Question

Two identical balls each having a density "ρ" are suspended from a common point by two insulating strings of equal length. Both the balls have equal mass and charge. In equilibrium each sting makes an angle "θ" with vertical. Now, both the balls are immersed in a liquid. As a result the angle "θ" does not change the density of liquid is "σ" Find the dielectric constant (K) of the liquid?

Ans:- $\sf{K = \dfrac{\rho}{\rho - \sigma}}$

Class:- 12th ; Physics
Chapter:- Electrostatics. ​

Answer 1

Answer:

In Air:

Let Electrostatic Force between the charges be F

In the 1st case , we can divide the Tension in the string as follows :

$1) \: \: T \sin( \theta) = F$

$2) \: \: T \cos( \theta) = mg$

Dividing the 2 equations, we get :

$\boxed{ \bold{ \tan( \theta) = \dfrac{F}{mg} }}$

Inside the liquid :

The Electrostatics force will be F/k considering the dielectric constant to be k.

Similarly the net weight of the blocks will be reduced due to Buoyant Force such as :

$= mg - F_{B}$

$= mg -( v \times \sigma \times g)$

$= mg - ( \dfrac{m}{ \rho} \times \sigma \times g)$

$= mg(1 - \dfrac{ \sigma}{ \rho} )$

As per the Question , the angle of the strings doesn't change :

So we can say that :

$\tan( \theta) = \dfrac{ \bigg( \dfrac{F}{k} \bigg) }{mg(1 - \dfrac{ \sigma}{ \rho}) }$

Equating the tan function in both the cases (i.e. of air and in liquid) :

$\therefore \: \: \dfrac{F}{mg} = \dfrac{ \bigg( \dfrac{F}{k} \bigg) }{mg(1 - \dfrac{ \sigma}{ \rho}) }$

$= > k = \dfrac{1}{ \bigg \{ \dfrac{ \rho - \sigma}{ \rho} \bigg \}}$

$= > k = \dfrac{ \rho}{ \rho - \sigma}$

$\boxed{ \red{ \sf{Hence \: \: Proved}}}$

Answer 2

The dielectric constant of the liquid :

$\dfrac{\rho}{\rho- \sigma}$

Explanation :

Given :

• Two identical balls each having a density "ρ"
• Balls are suspended from a common point by two insulating strings of equal length.
• The balls have equal mass and charge
• In equilibrium each sting makes an angle "θ" with vertical
• Both the balls are immersed in a liquid.
• The result angle "θ" does not change the density of liquid is "σ"

To Find :

The dielectric constant (K) of the liquid.

Solution :

According to the attachment ( In the Liquid ) :

There is Fe because it is given that the balls have same charge. We know that the same charge never attract each other. So, they will repel. So, there will be force due to electric.
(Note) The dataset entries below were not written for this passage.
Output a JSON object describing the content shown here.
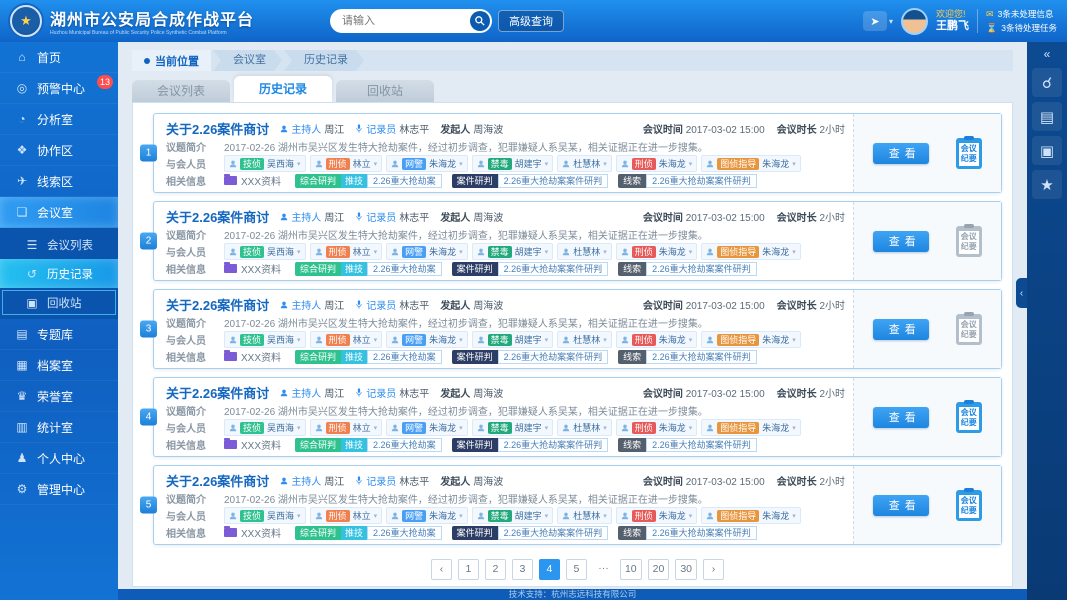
{
  "header": {
    "logo_glyph": "★",
    "title": "湖州市公安局合成作战平台",
    "subtitle": "Huzhou Municipal Bureau of Public Security Police Synthetic Combat Platform",
    "search_placeholder": "请输入",
    "advanced_query_label": "高级查询",
    "share_glyph": "➤",
    "share_caret": "▾",
    "welcome": "欢迎您!",
    "username": "王鹏飞",
    "notices": [
      {
        "icon": "✉",
        "color": "#ffd24a",
        "text": "3条未处理信息"
      },
      {
        "icon": "⌛",
        "color": "#ff7a45",
        "text": "3条待处理任务"
      }
    ]
  },
  "sidebar": {
    "top_items": [
      {
        "icon": "⌂",
        "label": "首页",
        "cls": "",
        "badge": ""
      },
      {
        "icon": "◎",
        "label": "预警中心",
        "cls": "",
        "badge": "13"
      },
      {
        "icon": "◔",
        "label": "分析室",
        "cls": "",
        "badge": ""
      },
      {
        "icon": "❖",
        "label": "协作区",
        "cls": "",
        "badge": ""
      },
      {
        "icon": "✈",
        "label": "线索区",
        "cls": "",
        "badge": ""
      },
      {
        "icon": "❏",
        "label": "会议室",
        "cls": "active",
        "badge": ""
      }
    ],
    "sub_items": [
      {
        "icon": "☰",
        "label": "会议列表",
        "cls": ""
      },
      {
        "icon": "↺",
        "label": "历史记录",
        "cls": "active"
      },
      {
        "icon": "▣",
        "label": "回收站",
        "cls": "recycle"
      }
    ],
    "bottom_items": [
      {
        "icon": "▤",
        "label": "专题库",
        "cls": "",
        "badge": ""
      },
      {
        "icon": "▦",
        "label": "档案室",
        "cls": "",
        "badge": ""
      },
      {
        "icon": "♛",
        "label": "荣誉室",
        "cls": "",
        "badge": ""
      },
      {
        "icon": "▥",
        "label": "统计室",
        "cls": "",
        "badge": ""
      },
      {
        "icon": "♟",
        "label": "个人中心",
        "cls": "",
        "badge": ""
      },
      {
        "icon": "⚙",
        "label": "管理中心",
        "cls": "",
        "badge": ""
      }
    ]
  },
  "rightbar": {
    "collapse_glyph": "«",
    "search_glyph": "☌",
    "save_glyph": "▤",
    "monitor_glyph": "▣",
    "star_glyph": "★",
    "handle_glyph": "‹"
  },
  "breadcrumb": {
    "location_label": "当前位置",
    "items": [
      "会议室",
      "历史记录"
    ]
  },
  "tabs": [
    {
      "label": "会议列表",
      "cls": ""
    },
    {
      "label": "历史记录",
      "cls": "active"
    },
    {
      "label": "回收站",
      "cls": ""
    }
  ],
  "card": {
    "title": "关于2.26案件商讨",
    "host_label": "主持人",
    "host": "周江",
    "recorder_label": "记录员",
    "recorder": "林志平",
    "initiator_label": "发起人",
    "initiator": "周海波",
    "time_label": "会议时间",
    "time": "2017-03-02  15:00",
    "duration_label": "会议时长",
    "duration": "2小时",
    "summary_label": "议题简介",
    "summary": "2017-02-26 湖州市吴兴区发生特大抢劫案件，经过初步调查，犯罪嫌疑人系吴某，相关证据正在进一步搜集。",
    "attendees_label": "与会人员",
    "caret_glyph": "▾",
    "attendees": [
      {
        "dept": "技侦",
        "color": "#2fc28f",
        "name": "吴西海"
      },
      {
        "dept": "刑侦",
        "color": "#f0814f",
        "name": "林立"
      },
      {
        "dept": "网警",
        "color": "#4a9ff5",
        "name": "朱海龙"
      },
      {
        "dept": "禁毒",
        "color": "#23a97c",
        "name": "胡建宇"
      },
      {
        "dept": "",
        "color": "",
        "name": "杜慧林"
      },
      {
        "dept": "刑侦",
        "color": "#e85a5a",
        "name": "朱海龙"
      },
      {
        "dept": "图侦指导",
        "color": "#e8963e",
        "name": "朱海龙"
      }
    ],
    "info_label": "相关信息",
    "material": "XXX资料",
    "info_groups": [
      {
        "tag": "综合研判",
        "tag_color": "#2fc28f",
        "sub": "推技",
        "chip": "2.26重大抢劫案"
      },
      {
        "tag": "案件研判",
        "tag_color": "#2d3e66",
        "sub": "",
        "chip": "2.26重大抢劫案案件研判"
      },
      {
        "tag": "线索",
        "tag_color": "#55606e",
        "sub": "",
        "chip": "2.26重大抢劫案案件研判"
      }
    ],
    "view_label": "查看",
    "minutes_label": "会议纪要"
  },
  "meetings": [
    {
      "index": "1",
      "minutes_cls": ""
    },
    {
      "index": "2",
      "minutes_cls": "disabled"
    },
    {
      "index": "3",
      "minutes_cls": "disabled"
    },
    {
      "index": "4",
      "minutes_cls": ""
    },
    {
      "index": "5",
      "minutes_cls": ""
    }
  ],
  "pagination": {
    "prev": "‹",
    "next": "›",
    "pages": [
      {
        "label": "1",
        "cls": ""
      },
      {
        "label": "2",
        "cls": ""
      },
      {
        "label": "3",
        "cls": ""
      },
      {
        "label": "4",
        "cls": "active"
      },
      {
        "label": "5",
        "cls": ""
      },
      {
        "label": "···",
        "cls": "dots"
      },
      {
        "label": "10",
        "cls": ""
      },
      {
        "label": "20",
        "cls": ""
      },
      {
        "label": "30",
        "cls": ""
      }
    ]
  },
  "footer": {
    "text": "技术支持：杭州志远科技有限公司"
  }
}
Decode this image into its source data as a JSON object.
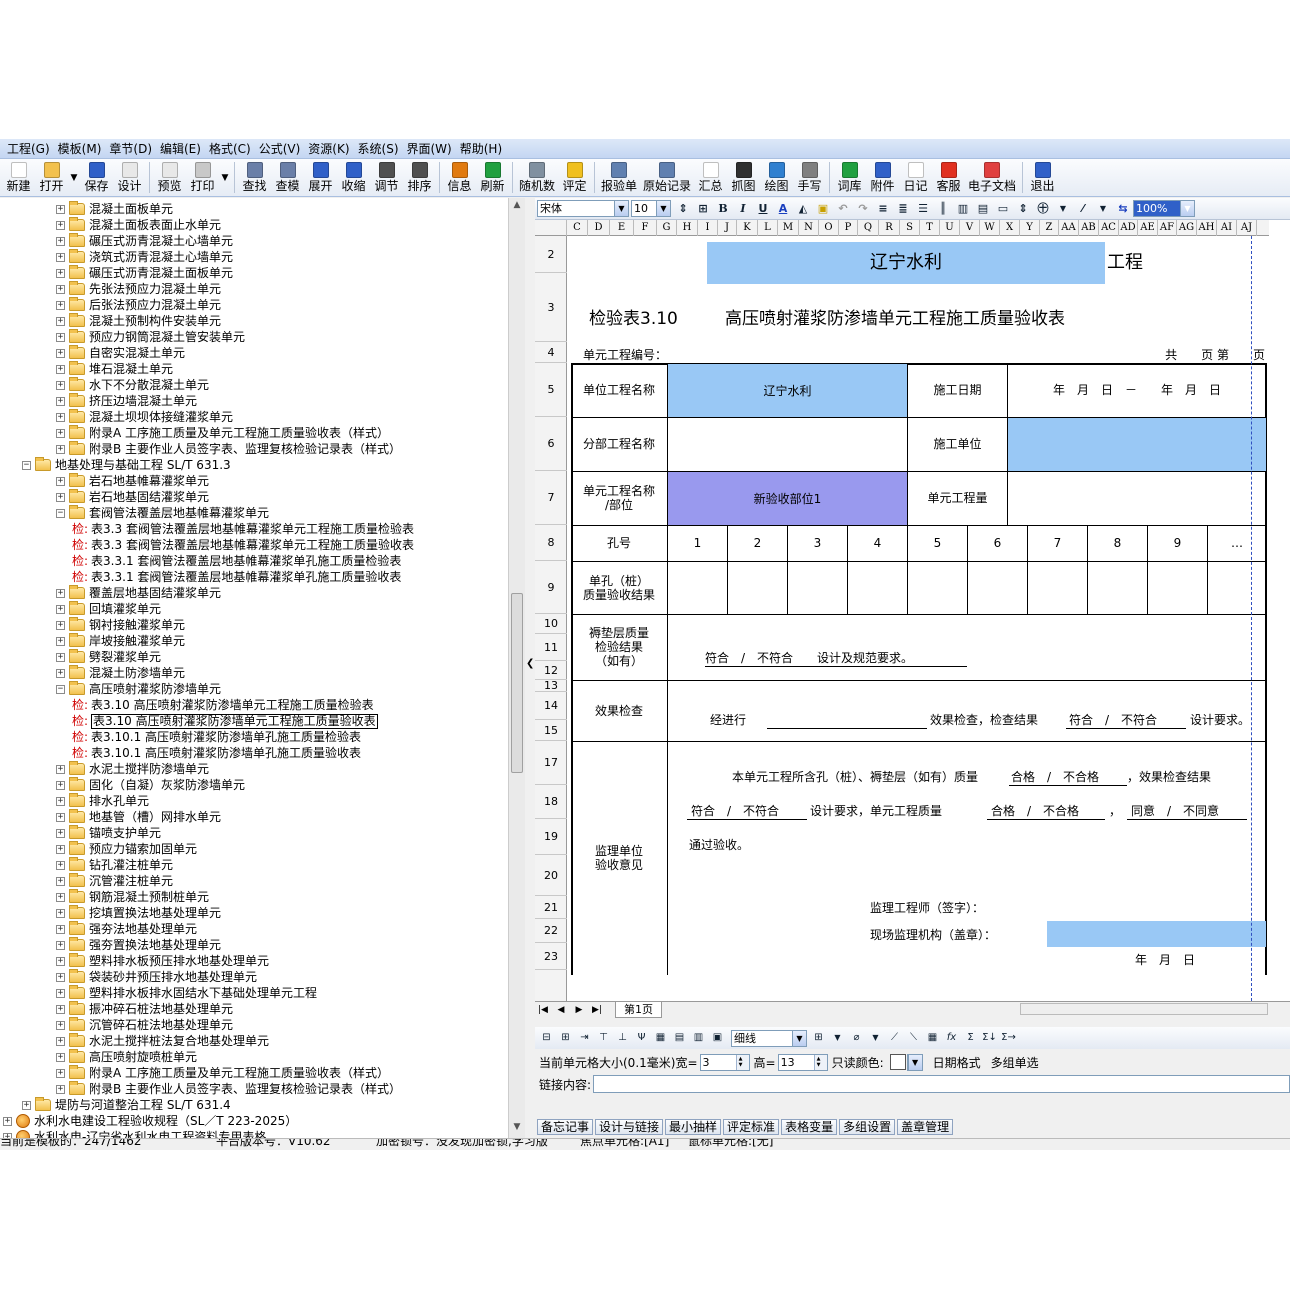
{
  "menu": [
    "工程(G)",
    "模板(M)",
    "章节(D)",
    "编辑(E)",
    "格式(C)",
    "公式(V)",
    "资源(K)",
    "系统(S)",
    "界面(W)",
    "帮助(H)"
  ],
  "toolbar": {
    "new": "新建",
    "open": "打开",
    "save": "保存",
    "design": "设计",
    "preview": "预览",
    "print": "打印",
    "find": "查找",
    "check_tpl": "查模",
    "expand": "展开",
    "collapse": "收缩",
    "adjust": "调节",
    "sort": "排序",
    "info": "信息",
    "refresh": "刷新",
    "random": "随机数",
    "evaluate": "评定",
    "report": "报验单",
    "raw_record": "原始记录",
    "summary": "汇总",
    "capture": "抓图",
    "draw": "绘图",
    "handwrite": "手写",
    "lexicon": "词库",
    "attach": "附件",
    "diary": "日记",
    "service": "客服",
    "edoc": "电子文档",
    "exit": "退出"
  },
  "tree": [
    {
      "indent": 1,
      "type": "folder",
      "text": "混凝土面板单元"
    },
    {
      "indent": 1,
      "type": "folder",
      "text": "混凝土面板表面止水单元"
    },
    {
      "indent": 1,
      "type": "folder",
      "text": "碾压式沥青混凝土心墙单元"
    },
    {
      "indent": 1,
      "type": "folder",
      "text": "浇筑式沥青混凝土心墙单元"
    },
    {
      "indent": 1,
      "type": "folder",
      "text": "碾压式沥青混凝土面板单元"
    },
    {
      "indent": 1,
      "type": "folder",
      "text": "先张法预应力混凝土单元"
    },
    {
      "indent": 1,
      "type": "folder",
      "text": "后张法预应力混凝土单元"
    },
    {
      "indent": 1,
      "type": "folder",
      "text": "混凝土预制构件安装单元"
    },
    {
      "indent": 1,
      "type": "folder",
      "text": "预应力钢筒混凝土管安装单元"
    },
    {
      "indent": 1,
      "type": "folder",
      "text": "自密实混凝土单元"
    },
    {
      "indent": 1,
      "type": "folder",
      "text": "堆石混凝土单元"
    },
    {
      "indent": 1,
      "type": "folder",
      "text": "水下不分散混凝土单元"
    },
    {
      "indent": 1,
      "type": "folder",
      "text": "挤压边墙混凝土单元"
    },
    {
      "indent": 1,
      "type": "folder",
      "text": "混凝土坝坝体接缝灌浆单元"
    },
    {
      "indent": 1,
      "type": "folder",
      "text": "附录A 工序施工质量及单元工程施工质量验收表（样式）"
    },
    {
      "indent": 1,
      "type": "folder",
      "text": "附录B 主要作业人员签字表、监理复核检验记录表（样式）"
    },
    {
      "indent": 0,
      "type": "folder-open",
      "text": "地基处理与基础工程 SL/T 631.3"
    },
    {
      "indent": 1,
      "type": "folder",
      "text": "岩石地基帷幕灌浆单元"
    },
    {
      "indent": 1,
      "type": "folder",
      "text": "岩石地基固结灌浆单元"
    },
    {
      "indent": 1,
      "type": "folder-open",
      "text": "套阀管法覆盖层地基帷幕灌浆单元"
    },
    {
      "indent": 2,
      "type": "leaf",
      "prefix": "检:",
      "text": "表3.3 套阀管法覆盖层地基帷幕灌浆单元工程施工质量检验表"
    },
    {
      "indent": 2,
      "type": "leaf",
      "prefix": "检:",
      "text": "表3.3 套阀管法覆盖层地基帷幕灌浆单元工程施工质量验收表"
    },
    {
      "indent": 2,
      "type": "leaf",
      "prefix": "检:",
      "text": "表3.3.1 套阀管法覆盖层地基帷幕灌浆单孔施工质量检验表"
    },
    {
      "indent": 2,
      "type": "leaf",
      "prefix": "检:",
      "text": "表3.3.1 套阀管法覆盖层地基帷幕灌浆单孔施工质量验收表"
    },
    {
      "indent": 1,
      "type": "folder",
      "text": "覆盖层地基固结灌浆单元"
    },
    {
      "indent": 1,
      "type": "folder",
      "text": "回填灌浆单元"
    },
    {
      "indent": 1,
      "type": "folder",
      "text": "钢衬接触灌浆单元"
    },
    {
      "indent": 1,
      "type": "folder",
      "text": "岸坡接触灌浆单元"
    },
    {
      "indent": 1,
      "type": "folder",
      "text": "劈裂灌浆单元"
    },
    {
      "indent": 1,
      "type": "folder",
      "text": "混凝土防渗墙单元"
    },
    {
      "indent": 1,
      "type": "folder-open",
      "text": "高压喷射灌浆防渗墙单元"
    },
    {
      "indent": 2,
      "type": "leaf",
      "prefix": "检:",
      "text": "表3.10 高压喷射灌浆防渗墙单元工程施工质量检验表"
    },
    {
      "indent": 2,
      "type": "leaf",
      "prefix": "检:",
      "text": "表3.10 高压喷射灌浆防渗墙单元工程施工质量验收表",
      "selected": true
    },
    {
      "indent": 2,
      "type": "leaf",
      "prefix": "检:",
      "text": "表3.10.1 高压喷射灌浆防渗墙单孔施工质量检验表"
    },
    {
      "indent": 2,
      "type": "leaf",
      "prefix": "检:",
      "text": "表3.10.1 高压喷射灌浆防渗墙单孔施工质量验收表"
    },
    {
      "indent": 1,
      "type": "folder",
      "text": "水泥土搅拌防渗墙单元"
    },
    {
      "indent": 1,
      "type": "folder",
      "text": "固化（自凝）灰浆防渗墙单元"
    },
    {
      "indent": 1,
      "type": "folder",
      "text": "排水孔单元"
    },
    {
      "indent": 1,
      "type": "folder",
      "text": "地基管（槽）网排水单元"
    },
    {
      "indent": 1,
      "type": "folder",
      "text": "锚喷支护单元"
    },
    {
      "indent": 1,
      "type": "folder",
      "text": "预应力锚索加固单元"
    },
    {
      "indent": 1,
      "type": "folder",
      "text": "钻孔灌注桩单元"
    },
    {
      "indent": 1,
      "type": "folder",
      "text": "沉管灌注桩单元"
    },
    {
      "indent": 1,
      "type": "folder",
      "text": "钢筋混凝土预制桩单元"
    },
    {
      "indent": 1,
      "type": "folder",
      "text": "挖填置换法地基处理单元"
    },
    {
      "indent": 1,
      "type": "folder",
      "text": "强夯法地基处理单元"
    },
    {
      "indent": 1,
      "type": "folder",
      "text": "强夯置换法地基处理单元"
    },
    {
      "indent": 1,
      "type": "folder",
      "text": "塑料排水板预压排水地基处理单元"
    },
    {
      "indent": 1,
      "type": "folder",
      "text": "袋装砂井预压排水地基处理单元"
    },
    {
      "indent": 1,
      "type": "folder",
      "text": "塑料排水板排水固结水下基础处理单元工程"
    },
    {
      "indent": 1,
      "type": "folder",
      "text": "振冲碎石桩法地基处理单元"
    },
    {
      "indent": 1,
      "type": "folder",
      "text": "沉管碎石桩法地基处理单元"
    },
    {
      "indent": 1,
      "type": "folder",
      "text": "水泥土搅拌桩法复合地基处理单元"
    },
    {
      "indent": 1,
      "type": "folder",
      "text": "高压喷射旋喷桩单元"
    },
    {
      "indent": 1,
      "type": "folder",
      "text": "附录A 工序施工质量及单元工程施工质量验收表（样式）"
    },
    {
      "indent": 1,
      "type": "folder",
      "text": "附录B 主要作业人员签字表、监理复核检验记录表（样式）"
    },
    {
      "indent": 0,
      "type": "folder",
      "text": "堤防与河道整治工程 SL/T 631.4"
    },
    {
      "indent": -1,
      "type": "globe",
      "text": "水利水电建设工程验收规程（SL／T 223-2025）"
    },
    {
      "indent": -1,
      "type": "globe",
      "text": "水利水电-辽宁省水利水电工程资料专用表格"
    }
  ],
  "format_bar": {
    "font": "宋体",
    "size": "10",
    "zoom": "100%"
  },
  "columns": [
    "C",
    "D",
    "E",
    "F",
    "G",
    "H",
    "I",
    "J",
    "K",
    "L",
    "M",
    "N",
    "O",
    "P",
    "Q",
    "R",
    "S",
    "T",
    "U",
    "V",
    "W",
    "X",
    "Y",
    "Z",
    "AA",
    "AB",
    "AC",
    "AD",
    "AE",
    "AF",
    "AG",
    "AH",
    "AI",
    "AJ"
  ],
  "rows": [
    "2",
    "3",
    "4",
    "5",
    "6",
    "7",
    "8",
    "9",
    "10",
    "11",
    "12",
    "13",
    "14",
    "15",
    "17",
    "18",
    "19",
    "20",
    "21",
    "22",
    "23"
  ],
  "form": {
    "header_name": "辽宁水利",
    "header_suffix": "工程",
    "title_no": "检验表3.10",
    "title": "高压喷射灌浆防渗墙单元工程施工质量验收表",
    "unit_no_label": "单元工程编号：",
    "page_label": "共　　页 第　　页",
    "unit_project_label": "单位工程名称",
    "unit_project_value": "辽宁水利",
    "construction_date_label": "施工日期",
    "construction_date_value": "年　月　日　－　　年　月　日",
    "sub_project_label": "分部工程名称",
    "contractor_label": "施工单位",
    "element_label": "单元工程名称\n/部位",
    "element_value": "新验收部位1",
    "quantity_label": "单元工程量",
    "hole_label": "孔号",
    "holes": [
      "1",
      "2",
      "3",
      "4",
      "5",
      "6",
      "7",
      "8",
      "9",
      "…"
    ],
    "single_hole_label": "单孔（桩）\n质量验收结果",
    "cushion_label": "褥垫层质量\n检验结果\n（如有）",
    "cushion_text": "符合　/　不符合　　设计及规范要求。",
    "effect_label": "效果检查",
    "effect_text_1": "经进行",
    "effect_text_2": "效果检查，检查结果",
    "effect_text_3": "符合　/　不符合",
    "effect_text_4": "设计要求。",
    "supervisor_label": "监理单位\n验收意见",
    "opinion_1a": "本单元工程所含孔（桩）、褥垫层（如有）质量",
    "opinion_1b": "合格　/　不合格",
    "opinion_1c": "，效果检查结果",
    "opinion_2a": "符合　/　不符合",
    "opinion_2b": "设计要求，单元工程质量",
    "opinion_2c": "合格　/　不合格",
    "opinion_2d": "，",
    "opinion_2e": "同意　/　不同意",
    "opinion_3": "通过验收。",
    "engineer_sign": "监理工程师（签字）：",
    "org_seal": "现场监理机构（盖章）：",
    "date": "年　月　日"
  },
  "sheet_tab": "第1页",
  "bottom_bar": {
    "line_style": "细线"
  },
  "size_bar": {
    "label": "当前单元格大小(0.1毫米)宽=",
    "width": "3",
    "height_label": "高=",
    "height": "13",
    "readonly": "只读颜色:",
    "date_fmt": "日期格式",
    "multi": "多组单选"
  },
  "link_label": "链接内容:",
  "panel_tabs": [
    "备忘记事",
    "设计与链接",
    "最小抽样",
    "评定标准",
    "表格变量",
    "多组设置",
    "盖章管理"
  ],
  "status": {
    "tpl": "当前是模板的：247/1462",
    "ver": "平台版本号：V10.62",
    "enc": "加密锁号：没发现加密锁,学习版",
    "focus": "焦点单元格:[A1]",
    "range": "鼠标单元格:[无]"
  }
}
There tension will also react. In attachment. It is denoted to "T", Near tension the angle will be theta as the first angle.

It is given that :

In equilibrium each sting makes an angle "θ" with vertical,

Hence,

After in liquid,

$\sf \implies Fe^{1} = \dfrac{Fe}{K}$

The thrust will be :

$\implies \sf W^1 = W - Upthrust$

We know the Lami's theorem :

In which if there are three forces,

Let the forces be A,B & C.

If the α make 1 angle, β make one angle & γ make one angle.

So, It would be :

$\implies \sf \dfrac{A}{sin\;\alpha}=\dfrac{B}{sin\;\beta} = \dfrac{C}{sin\;\gamma}$

Hence,

After applying Lami's Theorem,

It will be,

$\implies \sf \dfrac{W}{sin(90+\theta)}=\dfrac{Fe}{sin(180-\theta)}$

After solving,

$\implies \sf \dfrac{W}{cos\;\theta}=\dfrac{Fe}{sin\;\theta}\qquad\bigg[\bf Equation\;1\bigg]$

$\implies \sf \dfrac{W^1}{cos\;\theta} = \dfrac{Fe}{sin\;\theta}\qquad\bigg[\bf Equation\;2\bigg]$

_________________[ In Liquid ]

• Dividing Equation 1 with Equation 2,

$\implies \sf \dfrac{W}{W^1}=\dfrac{Fe}{Fe^1}\\ \\\\\implies \sf K= \dfrac{W}{W-\;Upthrust}\\ \\ \\ \\\implies \sf K = \dfrac{v\;\rho\;g}{v\rho\;g\;-v\sigma\;g}\qquad\bigg[\bf \dfrac{Fe} {Fe^1}= K\bigg]\\ \\ \\\implies \sf K = \dfrac{\rho}{\rho- \sigma}$